Wer Deutsch lernt, geht in die richtige Richtung – ein Besuch im Integrationskurs

Klassenziel: Integration

Wolfhagen. Nein, ihren Namen will sie nicht in der Zeitung lesen. Die 29-jährige Kosovo-Albanerin aus Wolfhagen, verheiratet, drei Kinder, schüttelt den Kopf. Geht es um sie, die Migranten, häufen sich Negativschlagzeilen und Heldenepen in den Medien. Die Geschichte der Wolfhager Migrantin taugt für weder noch – aber beweist: Integration ist keine Glückssache.

Für die junge Frau, die ihren Namen nicht nennen will, ist Integration ein langer Weg. Er begann vor sechs Monaten, in einem kleinen Klassenraum an der Eichendorffstraße 7 in Wolfhagen. Fünf Stunden täglich, von Montag bis Freitag nimmt die Migrantin dort an einem Integrationskurs teil.
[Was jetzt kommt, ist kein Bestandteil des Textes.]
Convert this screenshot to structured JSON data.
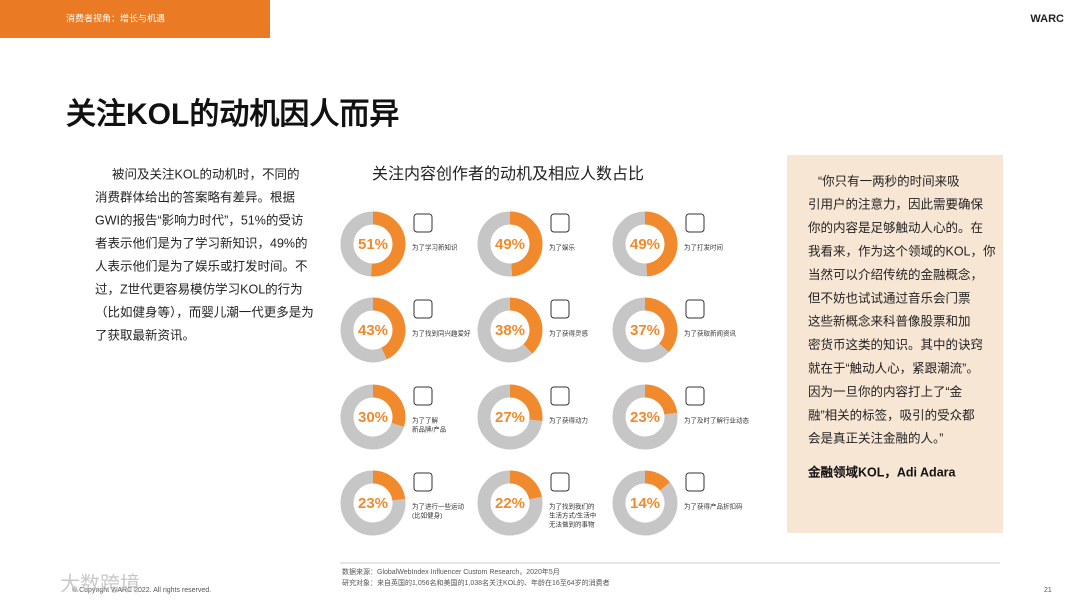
{
  "header": {
    "section": "消费者视角：增长与机遇",
    "brand": "WARC",
    "title": "关注KOL的动机因人而异"
  },
  "body": {
    "lines": [
      "被问及关注KOL的动机时，不同的",
      "消费群体给出的答案略有差异。根据",
      "GWI的报告“影响力时代”，51%的受访",
      "者表示他们是为了学习新知识，49%的",
      "人表示他们是为了娱乐或打发时间。不",
      "过，Z世代更容易模仿学习KOL的行为",
      "（比如健身等），而婴儿潮一代更多是为",
      "了获取最新资讯。"
    ]
  },
  "chart_title": "关注内容创作者的动机及相应人数占比",
  "chart_data": [
    {
      "type": "donut",
      "caption": [
        "为了学习新知识"
      ],
      "values": [
        51,
        49
      ],
      "value_labels": [
        "51%",
        null
      ],
      "colors": [
        "#f08a2c",
        "#c6c6c6"
      ]
    },
    {
      "type": "donut",
      "caption": [
        "为了娱乐"
      ],
      "values": [
        49,
        51
      ],
      "value_labels": [
        "49%",
        null
      ],
      "colors": [
        "#f08a2c",
        "#c6c6c6"
      ]
    },
    {
      "type": "donut",
      "caption": [
        "为了打发时间"
      ],
      "values": [
        49,
        51
      ],
      "value_labels": [
        "49%",
        null
      ],
      "colors": [
        "#f08a2c",
        "#c6c6c6"
      ]
    },
    {
      "type": "donut",
      "caption": [
        "为了找到同兴趣爱好"
      ],
      "values": [
        43,
        57
      ],
      "value_labels": [
        "43%",
        null
      ],
      "colors": [
        "#f08a2c",
        "#c6c6c6"
      ]
    },
    {
      "type": "donut",
      "caption": [
        "为了获得灵感"
      ],
      "values": [
        38,
        62
      ],
      "value_labels": [
        "38%",
        null
      ],
      "colors": [
        "#f08a2c",
        "#c6c6c6"
      ]
    },
    {
      "type": "donut",
      "caption": [
        "为了获取新闻资讯"
      ],
      "values": [
        37,
        63
      ],
      "value_labels": [
        "37%",
        null
      ],
      "colors": [
        "#f08a2c",
        "#c6c6c6"
      ]
    },
    {
      "type": "donut",
      "caption": [
        "为了了解",
        "新品牌/产品"
      ],
      "values": [
        30,
        70
      ],
      "value_labels": [
        "30%",
        null
      ],
      "colors": [
        "#f08a2c",
        "#c6c6c6"
      ]
    },
    {
      "type": "donut",
      "caption": [
        "为了获得动力"
      ],
      "values": [
        27,
        73
      ],
      "value_labels": [
        "27%",
        null
      ],
      "colors": [
        "#f08a2c",
        "#c6c6c6"
      ]
    },
    {
      "type": "donut",
      "caption": [
        "为了及时了解行业动态"
      ],
      "values": [
        23,
        77
      ],
      "value_labels": [
        "23%",
        null
      ],
      "colors": [
        "#f08a2c",
        "#c6c6c6"
      ]
    },
    {
      "type": "donut",
      "caption": [
        "为了进行一些运动",
        "(比如健身)"
      ],
      "values": [
        23,
        77
      ],
      "value_labels": [
        "23%",
        null
      ],
      "colors": [
        "#f08a2c",
        "#c6c6c6"
      ]
    },
    {
      "type": "donut",
      "caption": [
        "为了找到我们的",
        "生活方式/生活中",
        "无法做到的事物"
      ],
      "values": [
        22,
        78
      ],
      "value_labels": [
        "22%",
        null
      ],
      "colors": [
        "#f08a2c",
        "#c6c6c6"
      ]
    },
    {
      "type": "donut",
      "caption": [
        "为了获得产品折扣码"
      ],
      "values": [
        14,
        86
      ],
      "value_labels": [
        "14%",
        null
      ],
      "colors": [
        "#f08a2c",
        "#c6c6c6"
      ]
    }
  ],
  "quote": {
    "lines": [
      "“你只有一两秒的时间来吸",
      "引用户的注意力，因此需要确保",
      "你的内容是足够触动人心的。在",
      "我看来，作为这个领域的KOL，你",
      "当然可以介绍传统的金融概念，",
      "但不妨也试试通过音乐会门票",
      "这些新概念来科普像股票和加",
      "密货币这类的知识。其中的诀窍",
      "就在于“触动人心，紧跟潮流”。",
      "因为一旦你的内容打上了“金",
      "融”相关的标签，吸引的受众都",
      "会是真正关注金融的人。”"
    ],
    "author": "金融领域KOL，Adi Adara"
  },
  "footer": {
    "source": [
      "数据来源：GlobalWebIndex Influencer Custom Research，2020年5月",
      "研究对象：来自英国的1,056名和美国的1,038名关注KOL的、年龄在16至64岁的消费者"
    ],
    "copyright": "© Copyright WARC 2022. All rights reserved.",
    "page": "21",
    "watermark": "大数跨境"
  }
}
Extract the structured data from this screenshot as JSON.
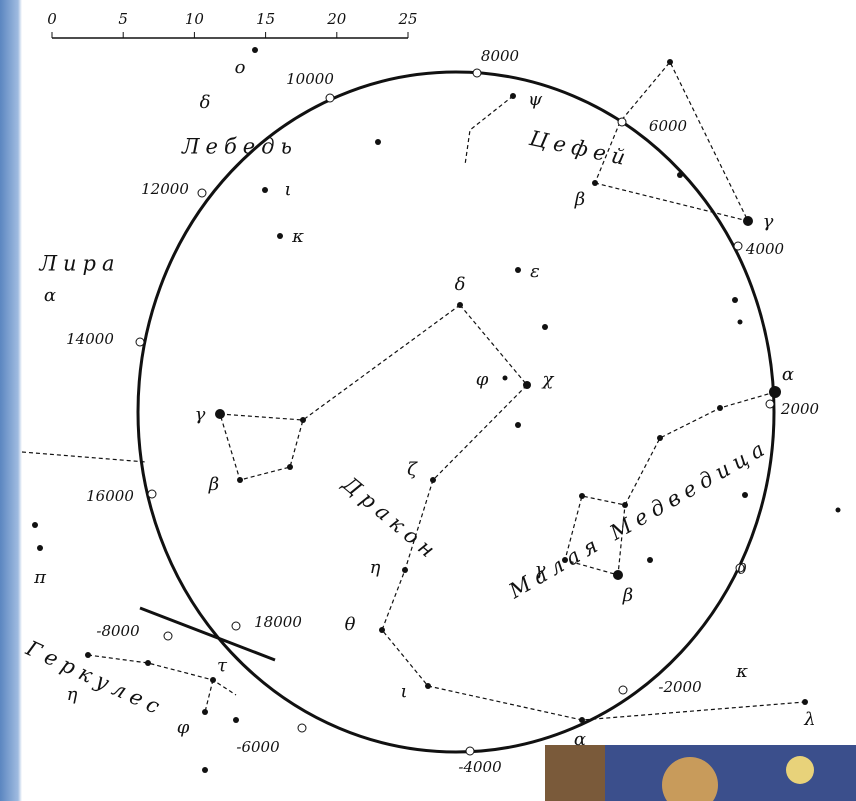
{
  "scale": {
    "ticks": [
      "0",
      "5",
      "10",
      "15",
      "20",
      "25"
    ]
  },
  "epochs": [
    "8000",
    "6000",
    "10000",
    "12000",
    "4000",
    "14000",
    "2000",
    "16000",
    "0",
    "18000",
    "-8000",
    "-2000",
    "-6000",
    "-4000"
  ],
  "constellations": [
    "Лебедь",
    "Цефей",
    "Лира",
    "Дракон",
    "Малая Медведица",
    "Геркулес"
  ],
  "star_labels": [
    "δ",
    "χ",
    "φ",
    "γ",
    "β",
    "ζ",
    "η",
    "θ",
    "ι",
    "α",
    "κ",
    "λ",
    "γ",
    "β",
    "α",
    "ε",
    "ι",
    "κ",
    "δ",
    "α",
    "π",
    "η",
    "τ",
    "φ",
    "γ",
    "β",
    "ψ",
    "o"
  ]
}
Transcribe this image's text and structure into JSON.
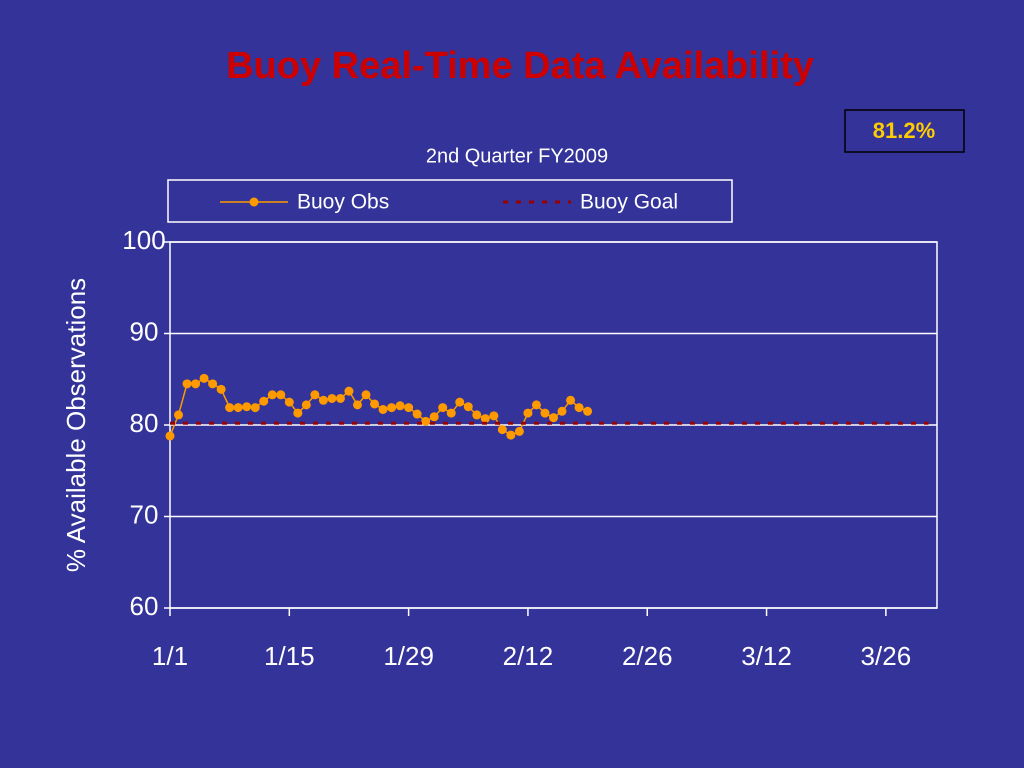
{
  "chart_data": {
    "type": "line",
    "title": "Buoy Real-Time Data Availability",
    "subtitle": "2nd Quarter FY2009",
    "annotation": "81.2%",
    "y_label": "% Available Observations",
    "xlim": [
      0,
      90
    ],
    "xticks": [
      {
        "value": 0,
        "label": "1/1"
      },
      {
        "value": 14,
        "label": "1/15"
      },
      {
        "value": 28,
        "label": "1/29"
      },
      {
        "value": 42,
        "label": "2/12"
      },
      {
        "value": 56,
        "label": "2/26"
      },
      {
        "value": 70,
        "label": "3/12"
      },
      {
        "value": 84,
        "label": "3/26"
      }
    ],
    "ylim": [
      60,
      100
    ],
    "yticks": [
      60,
      70,
      80,
      90,
      100
    ],
    "grid": true,
    "series": [
      {
        "name": "Buoy Obs",
        "color": "#ff9900",
        "marker": true,
        "dashed": false,
        "x": [
          0,
          1,
          2,
          3,
          4,
          5,
          6,
          7,
          8,
          9,
          10,
          11,
          12,
          13,
          14,
          15,
          16,
          17,
          18,
          19,
          20,
          21,
          22,
          23,
          24,
          25,
          26,
          27,
          28,
          29,
          30,
          31,
          32,
          33,
          34,
          35,
          36,
          37,
          38,
          39,
          40,
          41,
          42,
          43,
          44,
          45,
          46,
          47,
          48,
          49
        ],
        "values": [
          78.8,
          81.1,
          84.5,
          84.5,
          85.1,
          84.5,
          83.9,
          81.9,
          81.9,
          82.0,
          81.9,
          82.6,
          83.3,
          83.3,
          82.5,
          81.3,
          82.2,
          83.3,
          82.7,
          82.9,
          82.9,
          83.7,
          82.2,
          83.3,
          82.3,
          81.7,
          81.9,
          82.1,
          81.9,
          81.2,
          80.4,
          80.9,
          81.9,
          81.3,
          82.5,
          82.0,
          81.1,
          80.7,
          81.0,
          79.5,
          78.9,
          79.3,
          81.3,
          82.2,
          81.3,
          80.8,
          81.5,
          82.7,
          81.9,
          81.5
        ]
      },
      {
        "name": "Buoy Goal",
        "color": "#990000",
        "marker": false,
        "dashed": true,
        "x": [
          0,
          89
        ],
        "values": [
          80.2,
          80.2
        ]
      }
    ]
  }
}
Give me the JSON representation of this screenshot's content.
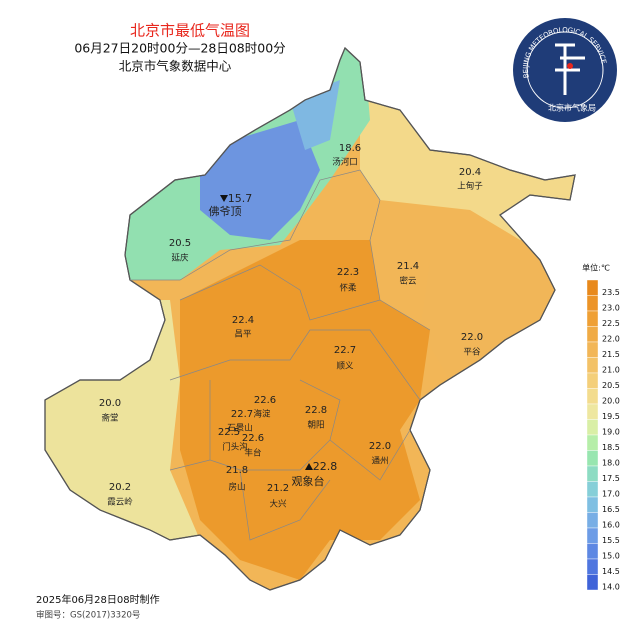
{
  "header": {
    "title": "北京市最低气温图",
    "subtitle": "06月27日20时00分—28日08时00分",
    "source": "北京市气象数据中心"
  },
  "logo": {
    "ring_text": "BEIJING METEOROLOGICAL SERVICE",
    "name": "北京市气象局"
  },
  "stations": [
    {
      "value": "18.6",
      "name": "汤河口"
    },
    {
      "value": "20.4",
      "name": "上甸子"
    },
    {
      "value": "15.7",
      "name": "佛爷顶"
    },
    {
      "value": "20.5",
      "name": "延庆"
    },
    {
      "value": "22.3",
      "name": "怀柔"
    },
    {
      "value": "21.4",
      "name": "密云"
    },
    {
      "value": "22.4",
      "name": "昌平"
    },
    {
      "value": "22.0",
      "name": "平谷"
    },
    {
      "value": "22.7",
      "name": "顺义"
    },
    {
      "value": "20.0",
      "name": "斋堂"
    },
    {
      "value": "22.6",
      "name": "海淀"
    },
    {
      "value": "22.7",
      "name": "石景山"
    },
    {
      "value": "22.8",
      "name": "朝阳"
    },
    {
      "value": "22.6",
      "name": "丰台"
    },
    {
      "value": "22.5",
      "name": "门头沟"
    },
    {
      "value": "22.0",
      "name": "通州"
    },
    {
      "value": "22.8",
      "name": "观象台"
    },
    {
      "value": "21.8",
      "name": "房山"
    },
    {
      "value": "21.2",
      "name": "大兴"
    },
    {
      "value": "20.2",
      "name": "霞云岭"
    }
  ],
  "colorbar": {
    "unit": "单位:℃",
    "levels": [
      {
        "value": 23.5,
        "label": "23.5",
        "color": "#e8891c"
      },
      {
        "value": 23,
        "label": "23.0",
        "color": "#ec9428"
      },
      {
        "value": 22.5,
        "label": "22.5",
        "color": "#efa035"
      },
      {
        "value": 22,
        "label": "22.0",
        "color": "#f0ab45"
      },
      {
        "value": 21.5,
        "label": "21.5",
        "color": "#f2b657"
      },
      {
        "value": 21,
        "label": "21.0",
        "color": "#f3c267"
      },
      {
        "value": 20.5,
        "label": "20.5",
        "color": "#f4cf7a"
      },
      {
        "value": 20,
        "label": "20.0",
        "color": "#f3dc8e"
      },
      {
        "value": 19.5,
        "label": "19.5",
        "color": "#eee7a0"
      },
      {
        "value": 19,
        "label": "19.0",
        "color": "#d9efa6"
      },
      {
        "value": 18.5,
        "label": "18.5",
        "color": "#b6eea9"
      },
      {
        "value": 18,
        "label": "18.0",
        "color": "#98e6b0"
      },
      {
        "value": 17.5,
        "label": "17.5",
        "color": "#8ddcc3"
      },
      {
        "value": 17,
        "label": "17.0",
        "color": "#86cfd8"
      },
      {
        "value": 16.5,
        "label": "16.5",
        "color": "#7fbfe2"
      },
      {
        "value": 16,
        "label": "16.0",
        "color": "#78aee5"
      },
      {
        "value": 15.5,
        "label": "15.5",
        "color": "#6d9ce6"
      },
      {
        "value": 15,
        "label": "15.0",
        "color": "#5e88e3"
      },
      {
        "value": 14.5,
        "label": "14.5",
        "color": "#4f76df"
      },
      {
        "value": 14,
        "label": "14.0",
        "color": "#3f63d8"
      }
    ]
  },
  "footer": {
    "made": "2025年06月28日08时制作",
    "approval": "审图号：GS(2017)3320号"
  }
}
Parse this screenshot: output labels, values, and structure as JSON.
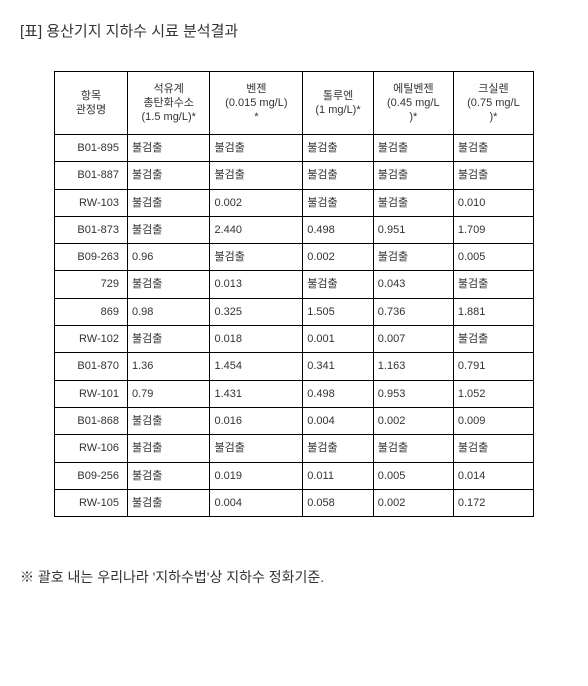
{
  "title": "[표] 용산기지 지하수 시료 분석결과",
  "footnote": "※ 괄호 내는 우리나라 '지하수법'상 지하수 정화기준.",
  "columns": [
    "항목\n관정명",
    "석유계\n총탄화수소\n(1.5 mg/L)*",
    "벤젠\n(0.015 mg/L)\n*",
    "톨루엔\n(1 mg/L)*",
    "에틸벤젠\n(0.45 mg/L\n)*",
    "크실렌\n(0.75 mg/L\n)*"
  ],
  "rows": [
    [
      "B01-895",
      "불검출",
      "불검출",
      "불검출",
      "불검출",
      "불검출"
    ],
    [
      "B01-887",
      "불검출",
      "불검출",
      "불검출",
      "불검출",
      "불검출"
    ],
    [
      "RW-103",
      "불검출",
      "0.002",
      "불검출",
      "불검출",
      "0.010"
    ],
    [
      "B01-873",
      "불검출",
      "2.440",
      "0.498",
      "0.951",
      "1.709"
    ],
    [
      "B09-263",
      "0.96",
      "불검출",
      "0.002",
      "불검출",
      "0.005"
    ],
    [
      "729",
      "불검출",
      "0.013",
      "불검출",
      "0.043",
      "불검출"
    ],
    [
      "869",
      "0.98",
      "0.325",
      "1.505",
      "0.736",
      "1.881"
    ],
    [
      "RW-102",
      "불검출",
      "0.018",
      "0.001",
      "0.007",
      "불검출"
    ],
    [
      "B01-870",
      "1.36",
      "1.454",
      "0.341",
      "1.163",
      "0.791"
    ],
    [
      "RW-101",
      "0.79",
      "1.431",
      "0.498",
      "0.953",
      "1.052"
    ],
    [
      "B01-868",
      "불검출",
      "0.016",
      "0.004",
      "0.002",
      "0.009"
    ],
    [
      "RW-106",
      "불검출",
      "불검출",
      "불검출",
      "불검출",
      "불검출"
    ],
    [
      "B09-256",
      "불검출",
      "0.019",
      "0.011",
      "0.005",
      "0.014"
    ],
    [
      "RW-105",
      "불검출",
      "0.004",
      "0.058",
      "0.002",
      "0.172"
    ]
  ]
}
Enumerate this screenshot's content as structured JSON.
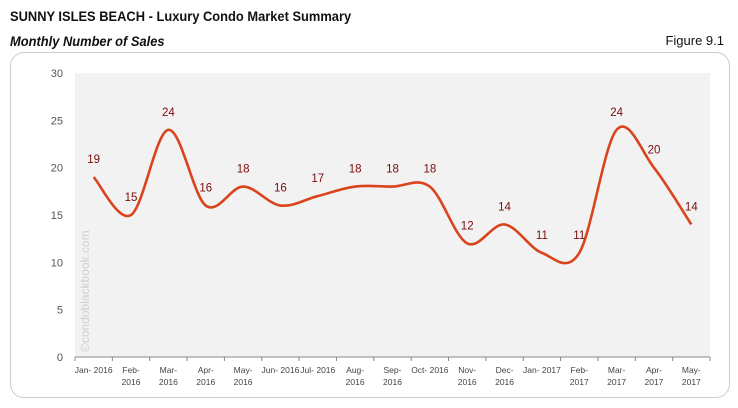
{
  "header": {
    "title": "SUNNY ISLES BEACH - Luxury Condo Market Summary",
    "subtitle": "Monthly Number of Sales",
    "figure": "Figure 9.1"
  },
  "watermark": "©condoblackbook.com",
  "chart_data": {
    "type": "line",
    "title": "",
    "xlabel": "",
    "ylabel": "",
    "ylim": [
      0,
      30
    ],
    "yticks": [
      0,
      5,
      10,
      15,
      20,
      25,
      30
    ],
    "categories": [
      [
        "Jan- 2016"
      ],
      [
        "Feb-",
        "2016"
      ],
      [
        "Mar-",
        "2016"
      ],
      [
        "Apr-",
        "2016"
      ],
      [
        "May-",
        "2016"
      ],
      [
        "Jun- 2016"
      ],
      [
        "Jul- 2016"
      ],
      [
        "Aug-",
        "2016"
      ],
      [
        "Sep-",
        "2016"
      ],
      [
        "Oct- 2016"
      ],
      [
        "Nov-",
        "2016"
      ],
      [
        "Dec-",
        "2016"
      ],
      [
        "Jan- 2017"
      ],
      [
        "Feb-",
        "2017"
      ],
      [
        "Mar-",
        "2017"
      ],
      [
        "Apr-",
        "2017"
      ],
      [
        "May-",
        "2017"
      ]
    ],
    "values": [
      19,
      15,
      24,
      16,
      18,
      16,
      17,
      18,
      18,
      18,
      12,
      14,
      11,
      11,
      24,
      20,
      14
    ],
    "smooth": true,
    "grid": false,
    "data_labels": true,
    "colors": {
      "line": "#d9441c",
      "label": "#7a0c0c",
      "plot_bg": "#f2f2f2"
    }
  }
}
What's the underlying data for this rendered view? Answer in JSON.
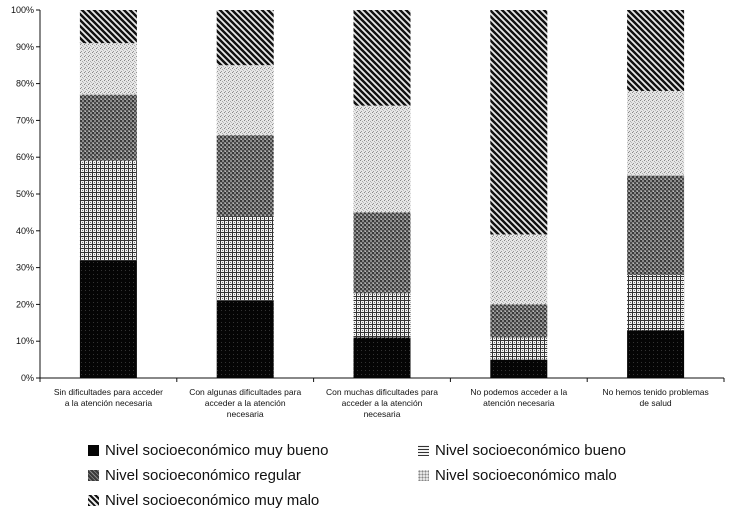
{
  "chart_data": {
    "type": "bar",
    "stacked": true,
    "percent": true,
    "title": "",
    "xlabel": "",
    "ylabel": "",
    "ylim": [
      0,
      100
    ],
    "yticks": [
      "0%",
      "10%",
      "20%",
      "30%",
      "40%",
      "50%",
      "60%",
      "70%",
      "80%",
      "90%",
      "100%"
    ],
    "categories": [
      [
        "Sin dificultades para acceder",
        "a la atención necesaria"
      ],
      [
        "Con algunas dificultades para",
        "acceder a la atención",
        "necesaria"
      ],
      [
        "Con muchas dificultades para",
        "acceder a la atención",
        "necesaria"
      ],
      [
        "No podemos acceder a la",
        "atención necesaria"
      ],
      [
        "No hemos tenido problemas",
        "de salud"
      ]
    ],
    "series": [
      {
        "name": "Nivel socioeconómico muy bueno",
        "color": "#0a0a0a",
        "pattern": "solid",
        "values": [
          32,
          21,
          11,
          5,
          13
        ]
      },
      {
        "name": "Nivel socioeconómico bueno",
        "color": "#555555",
        "pattern": "grid",
        "values": [
          27,
          23,
          12,
          6,
          15
        ]
      },
      {
        "name": "Nivel socioeconómico regular",
        "color": "#6a6a6a",
        "pattern": "dense",
        "values": [
          18,
          22,
          22,
          9,
          27
        ]
      },
      {
        "name": "Nivel socioeconómico malo",
        "color": "#9a9a9a",
        "pattern": "dots",
        "values": [
          14,
          19,
          29,
          19,
          23
        ]
      },
      {
        "name": "Nivel socioeconómico muy malo",
        "color": "#1a1a1a",
        "pattern": "diag",
        "values": [
          9,
          15,
          26,
          61,
          22
        ]
      }
    ],
    "legend_position": "bottom",
    "grid": false
  }
}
In zwölf Monaten soll sie lernen, sich in Deutschland zurechtzufinden: im Arbeitsamt, beim Elternabend, im Baumarkt.

Das Bundesamt für Migration nennt das Integrationskurs. Antje Reiners, Kursleiterin in Wolfhagen, nennt es Sprachkurs. „Ich bin in erster Linie eine Deutschlehrerin“, sagt sie.

Antje Reiners steht am Pult, vor ihr zehn Migranten mit fünf verschiedenen Muttersprachen. Die Deutschlehrerin spricht nicht Arabisch mit ihren Schülern – und auch nicht Russisch oder Türkisch.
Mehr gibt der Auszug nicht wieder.